I turned to him, “Seyi Atofarati, I think that you are a wonderful man. You came into my life in an unexpected way and because of that you got to see the real me pretty early, warts and all. I got to see you too and I like what I see every time. I like how you listen to me, do things for me, take time to help my mother, bear with me when I went on and on about your brother. I can go on and on about all your fine qualities.”
“Are you proposing to me? “He asked looking shocked.
I laughed, “No, I am not. I just wanted you to hear that. You asked for assurance, I have given it to you.”
Seyi grinned like a Cheshire cat and said, “Maybe one of these days I will just ask you to marry me.”

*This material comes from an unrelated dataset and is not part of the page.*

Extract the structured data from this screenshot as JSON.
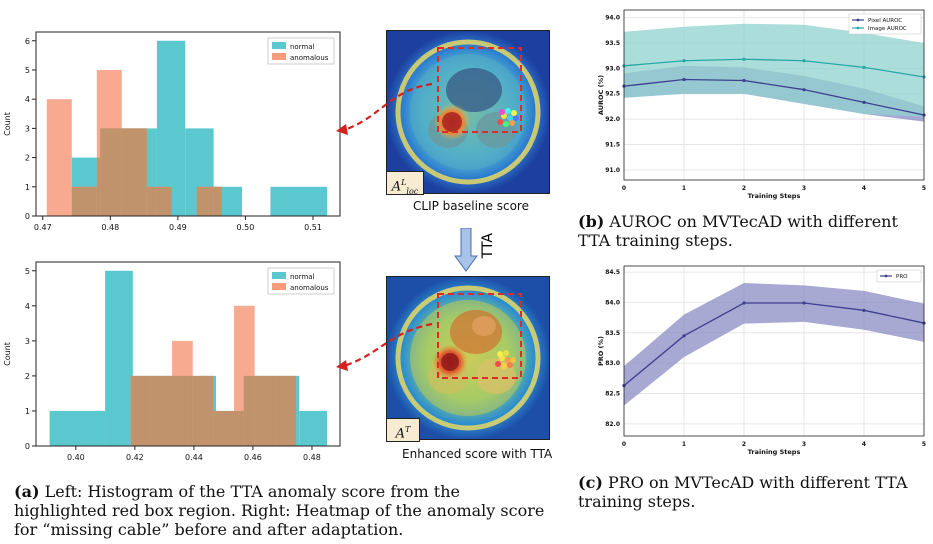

I feigned a groan, “Not this again.” I was happy that things were turning around the way I had hoped.
“What?” he asked jokingly.
“Oh no! Dr. Art would be my brother –in – law. Ha! Worse still, Gifty and I would be Sisters – in –Law. We would be bound together for life. ” I said suddenly holding my head in my hands.
Seyi grinned and started the car, “I see your big problem.”
“What luck I have. Why couldn’t I find someone totally unrelated to Dr. Art to fall in love with.” I blurted out. I was shocked at my outburst.
Seyi was already into a full-blown laughter episode by now. We left the park.